OECD: How South Africa can afford the R350 grant permanently

The Organisation for Economic Co-operation and Development (OECD) has recommended that the South African government make the R350 grant a permanent feature of the country’s social protection system.

The OECD said this in its 2022 economic survey of South Africa, released on Thursday morning, which notes that risks to the country’s outlook remain high. This is as Covid-19’s after-effects continue to ripple through South Africa’s labour market and the country’s energy crisis and low levels of investment hit growth.

The so-called social relief of distress grant, which was introduced during the pandemic, is set to expire at the end of March 2023. 

At the beginning of August, the South African Social Security Agency received just under 12-million applications for the R350 grant, which has been the subject of public outcry following regulations that excluded some potential beneficiaries. Earlier this year, about 15-million people applied for the grant.

In his State of the Nation Address this year, President Cyril Ramaphosa said until then, the government would “engage in broad consultations and detailed technical work to identify the best options to replace this grant”.

“Any future support must pass the test of affordability and must not come at the expense of basic services or at the risk of unsustainable spending,” he added.
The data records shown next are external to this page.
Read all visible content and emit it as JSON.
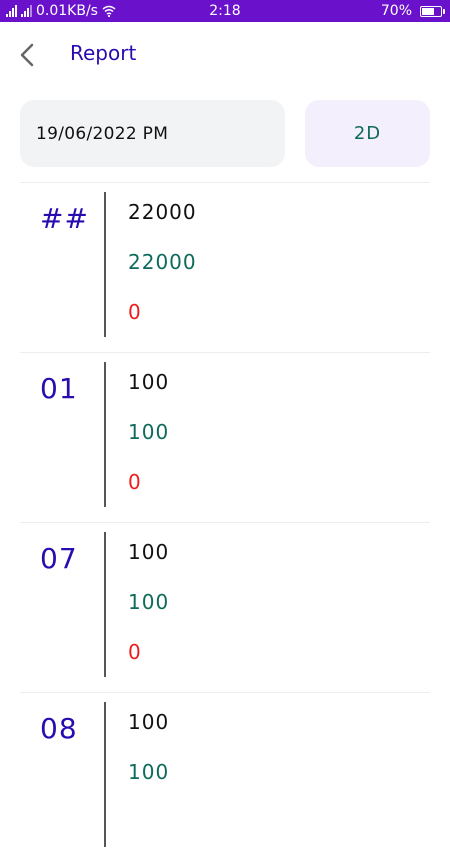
{
  "status_bar": {
    "network_speed": "0.01KB/s",
    "time": "2:18",
    "battery_percent": "70%",
    "battery_level": 0.7
  },
  "header": {
    "title": "Report"
  },
  "filters": {
    "date": "19/06/2022 PM",
    "type": "2D"
  },
  "colors": {
    "status_bar": "#6a11cb",
    "title": "#2a0bb0",
    "total": "#111111",
    "green": "#0e6b5b",
    "red": "#ee1c1c"
  },
  "rows": [
    {
      "label": "##",
      "value1": "22000",
      "value2": "22000",
      "value3": "0"
    },
    {
      "label": "01",
      "value1": "100",
      "value2": "100",
      "value3": "0"
    },
    {
      "label": "07",
      "value1": "100",
      "value2": "100",
      "value3": "0"
    },
    {
      "label": "08",
      "value1": "100",
      "value2": "100",
      "value3": ""
    }
  ]
}
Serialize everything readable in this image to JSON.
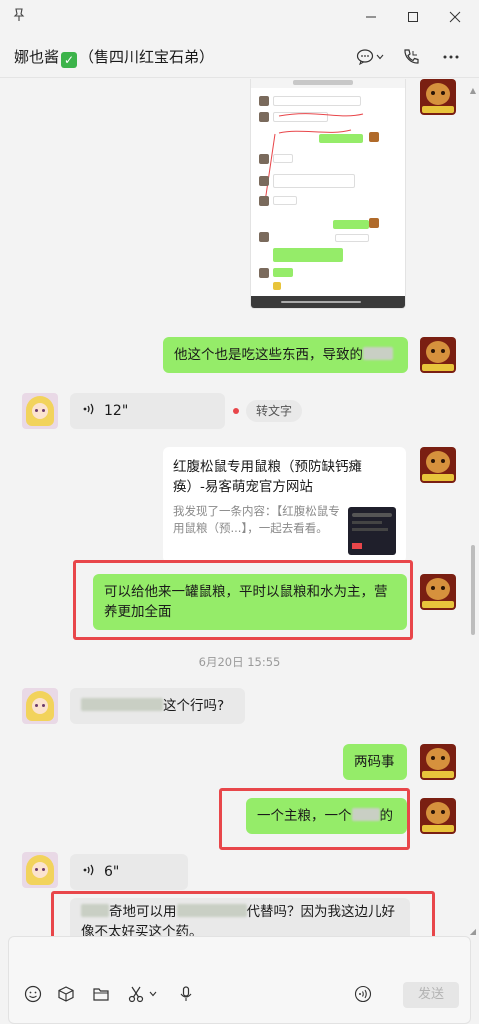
{
  "window": {
    "title_name": "娜也酱",
    "title_suffix": "（售四川红宝石弟）",
    "verified_mark": "✓"
  },
  "messages": {
    "m1_text": "他这个也是吃这些东西，导致的",
    "voice1_duration": "12\"",
    "voice1_convert": "转文字",
    "card_title": "红腹松鼠专用鼠粮（预防缺钙瘫痪）-易客萌宠官方网站",
    "card_desc": "我发现了一条内容：【红腹松鼠专用鼠粮（预...】，一起去看看。",
    "m2_text": "可以给他来一罐鼠粮，平时以鼠粮和水为主，营养更加全面",
    "timestamp": "6月20日 15:55",
    "m3_text": "这个行吗?",
    "m4_text": "两码事",
    "m5_text_a": "一个主粮，一个",
    "m5_text_b": "的",
    "voice2_duration": "6\"",
    "m6_text_a": "奇地可以用",
    "m6_text_b": "代替吗？因为我这边儿好像不太好买这个药。"
  },
  "composer": {
    "send_label": "发送"
  },
  "icons": {
    "pin": "pin-icon",
    "chat": "chat-icon",
    "call": "phone-icon",
    "more": "more-icon"
  }
}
As the country continues to endure very high levels of unemployment — and as the social tensions seen last July threaten to boil over again amid the cost of living crisis — dropping the grant could be a dangerous political move for the ANC-led government, especially with national elections on the horizon.

According to data released this week, the country’s official unemployment rate was 33.9% in the second quarter of this year. Meanwhile, the unemployment rate among 15 to 24-year-olds was staggeringly high, at 61.4%.

The OECD has projected that unemployment will remain elevated into next year, hitting 34%. Prior to the pandemic, the unemployment rate was 30.1%.

In its survey, the OECD notes that making the grant permanent “should go along with reviewing and strengthening the overall social grant system to protect the most vulnerable individuals”. 

“In the context of limited budget space,” the OECD survey reads, “the government needs to strike a balance between increasing already high social transfer spending and increasing social cohesion in a very divided and unequal society.”

The OECD points out that a basic grant at R350 per month, covering 10.5-million people, would cost about R42-billion annually, representing around 19% of social grant spending.

There are different ways to accommodate this spending increase, which represents around 0.8% of South Africa’s GDP, the OECD states. 

Savings and strengthened public procurement procedures could offset part of this additional cost, it notes. The OECD also recommends increasing the value-added tax (VAT) rate, or broadening the basis of corporate and personal income taxes to support government revenue. 

South Africa’s VAT rate is relatively low, the OECD says, meaning there is additional scope to raise revenue through this mechanism. According to the OECD, lifting the rate by two percentage points could raise VAT revenue by around 1% of GDP. 

The concern, however, is that increasing the rate would hurt the poor and widen inequality. 

“To mitigate any potentially adverse distributional effects and to increase the political acceptability of a further VAT rate reform, it is preferable that any increase in the standard VAT rate be accompanied with increased transfers to low-income households and that efforts are increased to reach all low-income households,” the OECD survey reads. 

“If, in the future, the social relief grant covering all the unemployed working age people is permanent, it will allow for a further tailoring of the support to poor people when increasing the VAT rate.”

On the other hand, the corporate income tax rate is relatively high. At 28%, the rate is above the OECD average of 23%.

The OECD notes, however, that there is room to broaden the corporate income tax base, by redesigning tax deductions. This would help reduce the rate, while also improving revenue.

The same goes for revenue from personal income tax, which according to the OECD is undermined by sizeable tax deductions and allowances benefiting mostly high-income earners. 

“Tax allowances and deductions reduce the effective tax rate, and the progressivity of the personal income tax, as higher income-earners end up facing lower effective tax rates than middle-income earners. Tax allowances and deductions are substantial and, most importantly, regressive.”